A promotoria pública do Egito acusou 200 militantes islâmicos neste sábado de "fundar, liderar e se unir a uma organização terrorista" e de lançar ataques com bombas e foguetes por todo o país.

Reuters

10 Maio 2014 | 17h30

Os acusados pertencem à Ansar Bayt al-Maqdis, ou Apoiadores de Jerusalém, um grupo que assumiu a autoria de alguns dos atentados mais letais dos últimos nove meses e está listado como organização terrorista pelos Estados Unidos.

A promotoria afirmou que 102 dos acusados estão sob custódia do governo, e o restante foragido.

A violência de militantes se aprofundou na península do Sinai, no Cairo e em outras cidades desde que o Exército depôs o presidente islamita Mohamed Mursi, em julho passado, depois de protestos em massa contra seu governo.

O governo apoiado pelo Exército acusa a Irmandade Muçulmana, movimento de Mursi, de perpetrar atos de violência. O grupo diz estar comprometido com a não violência.

Abdel Fattah al-Sisi, ex-chefe do Exército que liderou a deposição de Mursi e é franco favorito na eleição presidencial neste mês, tem dito que a Irmandade deixará de existir sob sua Presidência.

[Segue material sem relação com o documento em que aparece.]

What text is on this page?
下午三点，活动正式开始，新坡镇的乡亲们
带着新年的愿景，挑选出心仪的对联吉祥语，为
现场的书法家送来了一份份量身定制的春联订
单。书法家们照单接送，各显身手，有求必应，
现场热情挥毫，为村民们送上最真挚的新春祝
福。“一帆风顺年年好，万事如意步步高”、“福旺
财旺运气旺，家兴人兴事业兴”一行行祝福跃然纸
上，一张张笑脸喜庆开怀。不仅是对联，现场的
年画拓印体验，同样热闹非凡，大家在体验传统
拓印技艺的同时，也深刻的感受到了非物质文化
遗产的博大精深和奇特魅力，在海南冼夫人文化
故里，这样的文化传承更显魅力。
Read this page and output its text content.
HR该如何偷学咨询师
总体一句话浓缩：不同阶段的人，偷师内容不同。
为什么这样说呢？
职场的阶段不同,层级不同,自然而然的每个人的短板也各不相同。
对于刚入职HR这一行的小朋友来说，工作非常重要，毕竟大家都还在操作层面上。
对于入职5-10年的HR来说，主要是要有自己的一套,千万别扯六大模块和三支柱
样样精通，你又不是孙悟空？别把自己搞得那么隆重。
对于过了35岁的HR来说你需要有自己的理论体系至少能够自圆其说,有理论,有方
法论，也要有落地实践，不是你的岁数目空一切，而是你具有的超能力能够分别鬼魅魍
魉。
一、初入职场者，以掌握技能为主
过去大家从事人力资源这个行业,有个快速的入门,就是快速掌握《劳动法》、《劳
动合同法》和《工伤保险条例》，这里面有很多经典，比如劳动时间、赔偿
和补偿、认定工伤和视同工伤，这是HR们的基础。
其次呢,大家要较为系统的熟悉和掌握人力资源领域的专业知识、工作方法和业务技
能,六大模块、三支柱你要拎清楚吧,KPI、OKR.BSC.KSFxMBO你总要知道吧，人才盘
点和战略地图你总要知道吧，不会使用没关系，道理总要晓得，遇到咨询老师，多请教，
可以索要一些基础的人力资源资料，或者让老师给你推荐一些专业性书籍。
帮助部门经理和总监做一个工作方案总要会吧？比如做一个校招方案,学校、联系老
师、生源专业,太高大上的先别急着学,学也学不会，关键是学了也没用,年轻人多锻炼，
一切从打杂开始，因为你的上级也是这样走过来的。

A promotoria informou que as acusações estão relacionadas a 51 ataques que mataram 40 policiais e 15 civis, incluindo um carro-bomba em um complexo de segurança no centro do Cairo em janeiro e uma tentativa de assassinato do ministro do Interior em setembro.

De acordo com números do governo, cerca de 500 pessoas foram mortas nestes ataques, a maioria policiais e soldados.